At one point, some pollsters indicated her Christian Democratic/Social Christian Union (CDU/CSU) may even get enough seats to govern alone.
But after a long night of counting, the official result out early on Monday morning shows that Merkel will need coalition partner.
According to the election authority, the CDU/CSU got 41.5 percent of the vote, eight points more than in the 2009 elections.
It is the Union's best result since 1990, when voters gave Chancellor Helmut Kohl a strong mandate for his role in German reunification.
With 311 out of 630 parliament seats, Merkel's Union could govern either with the Social Democrats (192 seats) or the Greens (63 seats).
Her former coalition ally, the liberal Free Democratic Party failed to make it into the Bundestag for the first time since it was created, in 1949.
"This is the most bitter and sad moment in the history of the Free Democratic Party," the FDP leader and outgoing minister of economy, Philipp Roesler, said.
With just 4.8 percent of the vote, the Liberals got almost 10 points less than in 2009.
Some 2 million votes migrated to the CDU/CSU and almost half a million to the anti-euro Alternative fuer Deutschland party, which almost did make the Bundestag threshold.
AfD's unexpected scoop of 4.7 percent of the vote just a few months after it was launched it proof that a sizeable minority of German voters strongly oppose any more bailouts and would like to see countries like Greece booted out of the eurozone.
Meanwhile, another winner in Sunday's elections is the leftist Linke party (8.6%), which for the first time in its history became the third largest group in parliament, outnumbering the Greens.
Long coalition talks ahead
Leading Social-Democrats on Sunday night were quick in congratulating Merkel for her "impressive" result, but they stopped short of saying they would create another Grand Coalition.
"The ball is in Merkel's court now. She is the one who has to secure a majority," the SPD's lead candidate, Peer Steinbrueck, said.
Sigmar Gabriel, the SPD's likely coalition negotiator said his party "never rules out anything" and that just because the last Grand Coalition ended badly for his party, it does not mean they would not do it again.
"It [a potential coalition] will be about substance, political ideas, not about ministerial posts or alike," he said.
With a strong negotiating mandate, Merkel is unlikely to give up the post of finance minister, currently held by veteran CDU man Wolfgang Schaeuble.
Speaking to public broadcaster ARD on Sunday, the 71-year old Schaeuble said he is "grateful" he could serve as minister these past few years, but declined to speculate if he will stay on.

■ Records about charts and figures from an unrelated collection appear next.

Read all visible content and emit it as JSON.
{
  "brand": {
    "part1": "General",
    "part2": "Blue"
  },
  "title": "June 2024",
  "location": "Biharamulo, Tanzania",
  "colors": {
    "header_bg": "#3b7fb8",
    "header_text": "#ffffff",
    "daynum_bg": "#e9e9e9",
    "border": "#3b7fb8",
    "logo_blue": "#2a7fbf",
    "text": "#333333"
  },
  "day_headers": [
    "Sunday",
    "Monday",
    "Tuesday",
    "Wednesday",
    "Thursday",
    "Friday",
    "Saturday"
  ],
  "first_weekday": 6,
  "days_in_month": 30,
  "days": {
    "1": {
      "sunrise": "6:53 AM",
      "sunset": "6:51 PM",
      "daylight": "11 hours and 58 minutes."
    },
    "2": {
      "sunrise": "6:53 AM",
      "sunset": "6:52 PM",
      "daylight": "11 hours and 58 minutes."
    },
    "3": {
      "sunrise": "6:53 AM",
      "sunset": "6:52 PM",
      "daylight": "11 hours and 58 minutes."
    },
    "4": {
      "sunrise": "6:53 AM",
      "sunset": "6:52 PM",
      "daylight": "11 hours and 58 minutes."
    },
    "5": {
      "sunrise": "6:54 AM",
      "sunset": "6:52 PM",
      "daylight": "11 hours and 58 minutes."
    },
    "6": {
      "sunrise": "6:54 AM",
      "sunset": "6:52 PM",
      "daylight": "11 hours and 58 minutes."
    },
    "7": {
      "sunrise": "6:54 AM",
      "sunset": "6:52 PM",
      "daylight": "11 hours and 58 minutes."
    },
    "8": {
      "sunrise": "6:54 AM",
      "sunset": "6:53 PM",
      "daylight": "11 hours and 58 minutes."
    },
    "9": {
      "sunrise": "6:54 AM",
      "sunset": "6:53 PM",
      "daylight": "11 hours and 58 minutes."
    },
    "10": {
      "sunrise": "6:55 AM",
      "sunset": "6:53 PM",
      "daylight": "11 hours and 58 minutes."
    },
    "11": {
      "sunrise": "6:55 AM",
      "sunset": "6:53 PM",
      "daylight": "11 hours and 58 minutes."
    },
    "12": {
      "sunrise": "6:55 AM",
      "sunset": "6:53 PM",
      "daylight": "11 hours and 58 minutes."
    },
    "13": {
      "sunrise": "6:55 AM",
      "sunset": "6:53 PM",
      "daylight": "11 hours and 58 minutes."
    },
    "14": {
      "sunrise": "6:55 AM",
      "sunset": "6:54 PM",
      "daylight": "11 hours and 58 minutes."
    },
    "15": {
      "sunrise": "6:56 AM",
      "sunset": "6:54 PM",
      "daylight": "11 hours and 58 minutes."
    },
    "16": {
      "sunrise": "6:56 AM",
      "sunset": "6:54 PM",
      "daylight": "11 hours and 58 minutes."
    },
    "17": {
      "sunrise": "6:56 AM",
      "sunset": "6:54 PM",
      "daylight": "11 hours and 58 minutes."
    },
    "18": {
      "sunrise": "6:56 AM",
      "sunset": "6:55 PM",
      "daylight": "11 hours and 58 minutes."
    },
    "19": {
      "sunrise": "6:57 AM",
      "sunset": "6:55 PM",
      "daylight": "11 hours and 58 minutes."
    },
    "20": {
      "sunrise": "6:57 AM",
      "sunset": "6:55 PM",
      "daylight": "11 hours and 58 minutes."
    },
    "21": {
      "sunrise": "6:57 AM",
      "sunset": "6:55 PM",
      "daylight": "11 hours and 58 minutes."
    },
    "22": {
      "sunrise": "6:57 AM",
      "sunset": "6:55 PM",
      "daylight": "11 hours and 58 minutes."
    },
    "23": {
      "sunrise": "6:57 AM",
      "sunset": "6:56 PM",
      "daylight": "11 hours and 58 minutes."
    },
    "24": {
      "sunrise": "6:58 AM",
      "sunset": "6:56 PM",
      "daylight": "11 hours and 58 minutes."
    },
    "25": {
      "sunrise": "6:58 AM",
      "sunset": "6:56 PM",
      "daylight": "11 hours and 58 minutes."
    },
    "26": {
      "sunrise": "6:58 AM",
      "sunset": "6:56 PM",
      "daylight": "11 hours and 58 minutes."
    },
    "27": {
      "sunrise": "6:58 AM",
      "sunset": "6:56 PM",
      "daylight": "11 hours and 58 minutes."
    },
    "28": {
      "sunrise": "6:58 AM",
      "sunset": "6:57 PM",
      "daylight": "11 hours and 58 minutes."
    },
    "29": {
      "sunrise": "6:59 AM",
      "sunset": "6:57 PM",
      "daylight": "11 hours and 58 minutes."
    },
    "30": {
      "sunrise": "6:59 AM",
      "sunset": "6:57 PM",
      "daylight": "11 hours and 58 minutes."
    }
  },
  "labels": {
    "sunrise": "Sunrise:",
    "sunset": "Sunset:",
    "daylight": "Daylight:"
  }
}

The post of foreign minister (currently held by Liberal Guido Westerwelle) is traditionally reserved for the coalition partner.

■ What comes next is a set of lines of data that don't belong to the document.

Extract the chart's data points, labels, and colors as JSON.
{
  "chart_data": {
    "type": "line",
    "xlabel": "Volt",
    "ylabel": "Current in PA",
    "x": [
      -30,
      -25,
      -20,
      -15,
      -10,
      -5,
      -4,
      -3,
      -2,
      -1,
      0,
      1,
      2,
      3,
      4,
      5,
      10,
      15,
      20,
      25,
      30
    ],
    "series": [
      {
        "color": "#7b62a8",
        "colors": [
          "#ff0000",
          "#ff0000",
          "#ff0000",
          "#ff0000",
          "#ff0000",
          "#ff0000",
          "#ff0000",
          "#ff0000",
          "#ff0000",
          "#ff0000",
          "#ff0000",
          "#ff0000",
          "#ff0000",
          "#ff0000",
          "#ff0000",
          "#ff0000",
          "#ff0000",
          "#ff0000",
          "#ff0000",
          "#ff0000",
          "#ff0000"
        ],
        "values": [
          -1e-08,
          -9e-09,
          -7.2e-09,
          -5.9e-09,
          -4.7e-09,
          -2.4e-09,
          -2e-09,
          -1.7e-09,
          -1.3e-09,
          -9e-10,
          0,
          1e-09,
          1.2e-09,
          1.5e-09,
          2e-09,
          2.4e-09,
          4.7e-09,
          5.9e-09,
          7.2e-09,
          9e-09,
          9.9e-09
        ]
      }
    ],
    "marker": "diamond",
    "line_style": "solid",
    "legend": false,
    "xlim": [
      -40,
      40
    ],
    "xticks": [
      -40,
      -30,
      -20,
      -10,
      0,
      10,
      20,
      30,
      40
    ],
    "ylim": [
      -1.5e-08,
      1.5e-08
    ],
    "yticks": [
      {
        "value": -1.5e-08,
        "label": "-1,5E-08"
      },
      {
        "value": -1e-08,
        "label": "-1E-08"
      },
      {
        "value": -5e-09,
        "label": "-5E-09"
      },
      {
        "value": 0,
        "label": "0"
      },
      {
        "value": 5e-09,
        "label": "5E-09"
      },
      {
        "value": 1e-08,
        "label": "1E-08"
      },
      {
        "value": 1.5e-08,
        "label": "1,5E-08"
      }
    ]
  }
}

But over the past eight years of coalition governments, Merkel has strengthened her grip on foreign policy, with all the big foreign policy decisions being crafted in the chancellery rather than the foreign ministry.
If Merkel and the SPD fail to agree terms, the only other option is to team up with the Greens, as the Linke is taboo due to its Communist past in former east Germany.